Born Wanda Evans on November 13th in LA's Watts neighborhood, she is a griot of generations that survived poverty, prejudice, Black feminine malaise, and abuse. Married with two children at 20 years old, Wanda had been an avid reader all her life and a natural force in poetry and performance art. She authored twenty books of poetry and prose, edited the first six issues of Players magazine, and won an Emmy as part of the writer’s room on the soap opera Days of Our Lives. But this was the work of a woman who, on the side, waited tables and worked other temp jobs to make ends meet. Frustrated with the plight of Los Angeles’ Black women, herself included, Coleman’s Bluesy Jazz-infused poetry projected the LA woman’s love-hate relationship with the city making her the west coast’s womanist pulse of poetry. In Cauleen’s own words, “Most poets know Wanda's work well. She's a poet's poet. But what she isn't, is quotable.” She continues, “she's not widely popular in a pop culture kind of way… but I wouldn't say she's just a local poet. She was pretty much an international phenomenon.”

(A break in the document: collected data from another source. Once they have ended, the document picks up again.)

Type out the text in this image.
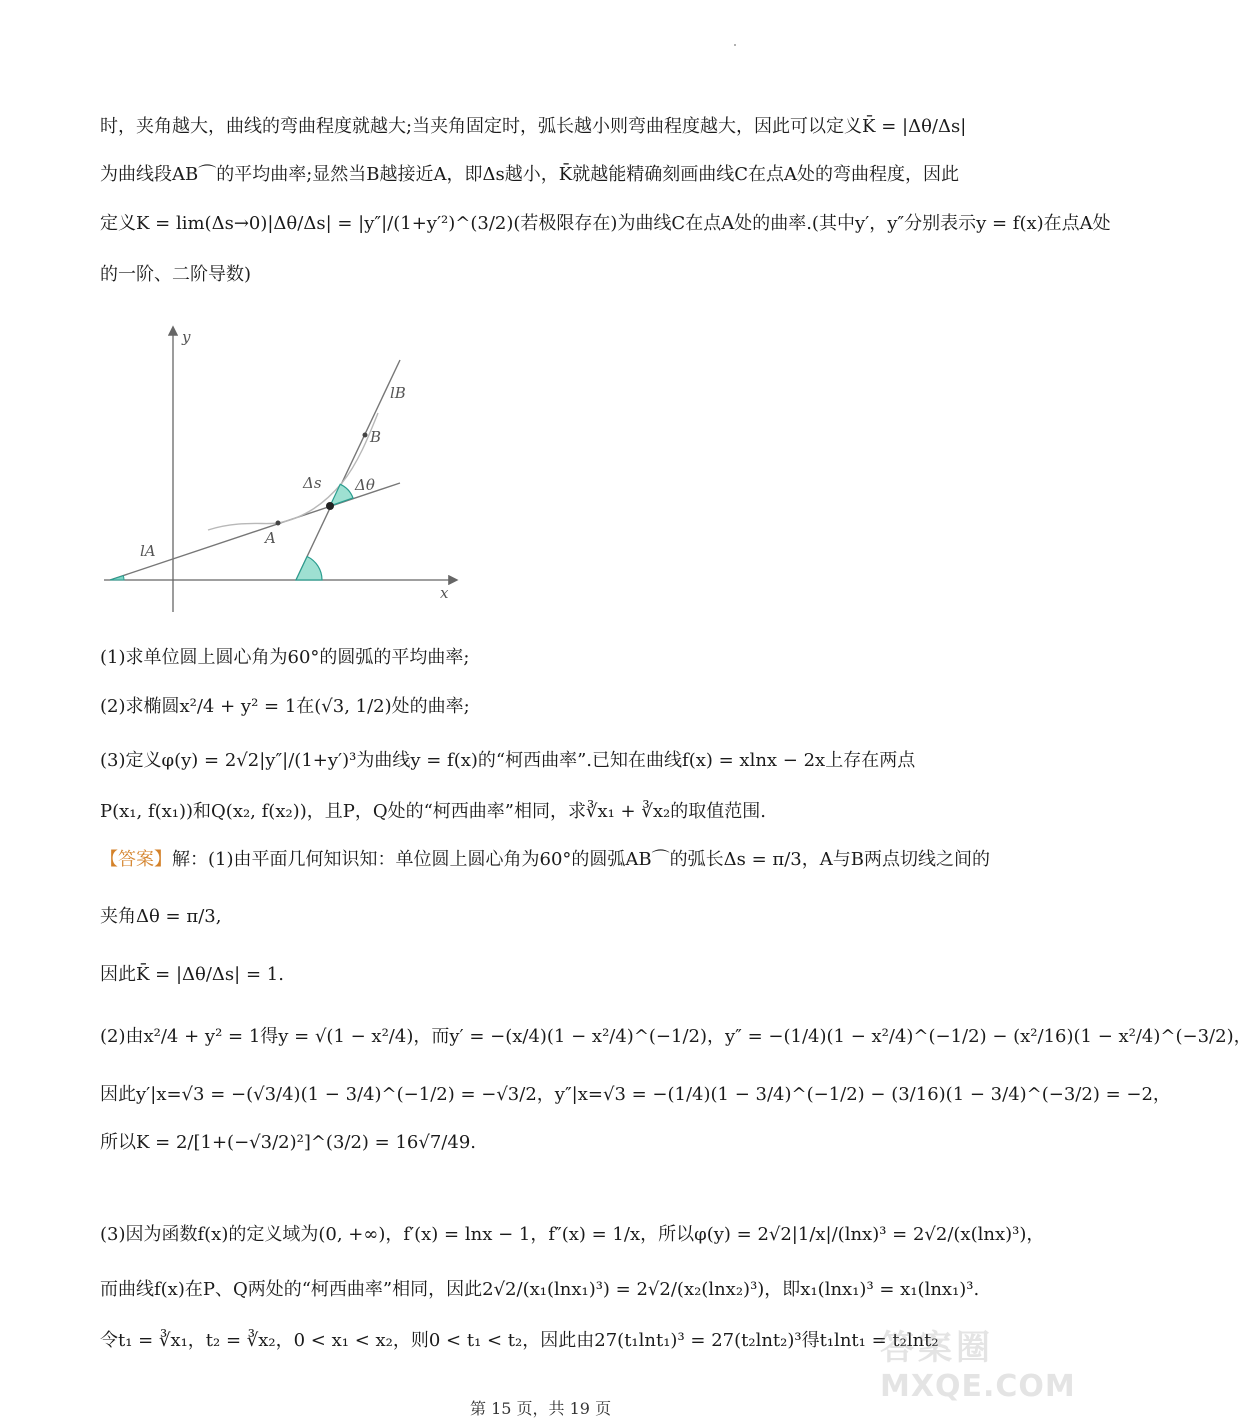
时，夹角越大，曲线的弯曲程度就越大;当夹角固定时，弧长越小则弯曲程度越大，因此可以定义K̄ = |Δθ/Δs|
为曲线段AB⌒的平均曲率;显然当B越接近A，即Δs越小，K̄就越能精确刻画曲线C在点A处的弯曲程度，因此
定义K = lim(Δs→0)|Δθ/Δs| = |y″|/(1+y′²)^(3/2)(若极限存在)为曲线C在点A处的曲率.(其中y′，y″分别表示y = f(x)在点A处
的一阶、二阶导数)
y
x
lA
lB
B
A
Δs Δθ
(1)求单位圆上圆心角为60°的圆弧的平均曲率;
(2)求椭圆x²/4 + y² = 1在(√3, 1/2)处的曲率;
(3)定义φ(y) = 2√2|y″|/(1+y′)³为曲线y = f(x)的“柯西曲率”.已知在曲线f(x) = xlnx − 2x上存在两点
P(x₁, f(x₁))和Q(x₂, f(x₂))，且P，Q处的“柯西曲率”相同，求∛x₁ + ∛x₂的取值范围.
【答案】解：(1)由平面几何知识知：单位圆上圆心角为60°的圆弧AB⌒的弧长Δs = π/3，A与B两点切线之间的
夹角Δθ = π/3,
因此K̄ = |Δθ/Δs| = 1.
(2)由x²/4 + y² = 1得y = √(1 − x²/4)，而y′ = −(x/4)(1 − x²/4)^(−1/2)，y″ = −(1/4)(1 − x²/4)^(−1/2) − (x²/16)(1 − x²/4)^(−3/2)，
因此y′|x=√3 = −(√3/4)(1 − 3/4)^(−1/2) = −√3/2，y″|x=√3 = −(1/4)(1 − 3/4)^(−1/2) − (3/16)(1 − 3/4)^(−3/2) = −2，
所以K = 2/[1+(−√3/2)²]^(3/2) = 16√7/49.
(3)因为函数f(x)的定义域为(0, +∞)，f′(x) = lnx − 1，f″(x) = 1/x，所以φ(y) = 2√2|1/x|/(lnx)³ = 2√2/(x(lnx)³)，
而曲线f(x)在P、Q两处的“柯西曲率”相同，因此2√2/(x₁(lnx₁)³) = 2√2/(x₂(lnx₂)³)，即x₁(lnx₁)³ = x₁(lnx₁)³.
令t₁ = ∛x₁，t₂ = ∛x₂，0 < x₁ < x₂，则0 < t₁ < t₂，因此由27(t₁lnt₁)³ = 27(t₂lnt₂)³得t₁lnt₁ = t₂lnt₂
答案圈
MXQE.COM
第 15 页，共 19 页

With A and B sides featuring commissioned contributions by Kelsey Lu, Jeff Parker and Ruby Parker, Standing on the Corner and more, the EP's opener is a gentle rapture performed by Alice Smith. In a refrain centered on eternal life fed by the bliss of love, Smith incants her own interpretation of Coleman’s original poem “In That Other Fantasy Where We Live Forever.” For her rendition titled “ALICE SMITH REBELS,” she centers the profound youthfulness of carefree rebellion. What is likely to raise the hair on your arms, is the B side opener “SATURDAY AFTERNOON BLUES.” With a melancholic serve to savor, recording artist and musician Meshell Ndegeocello fatalistically echoes, “can kill,” the opening line of this piece by Coleman in which she declares herself “a candidate for the coroner.” It’s difficult to do anything but empathize with and/or personally recollect the lovesick despair behind romantic degradation and neglect. At just over 32mins, ‘Songbook’ closes with a five-minute meditation guided by Wanda’s spirit — though the typewriter soundtrack, I learned, is actually Cauleen’s own sonic offering dedicated to the “LA’s Blueswoman.” It’s peaceful, and gorgeously intoxicating, and altogether akin to a hymnal for Black women. These are the psalms of Coleman’s faith in poetry to lift the veil of allusiveness and directly confront the personal and political tenors of feminine Black-American life. Cauleen Smith summons that ancestral faith in Songbook, where communion is meditation with the reverberating lore of the gospel according to our foremothers; in this case, the indomitable Wanda Coleman.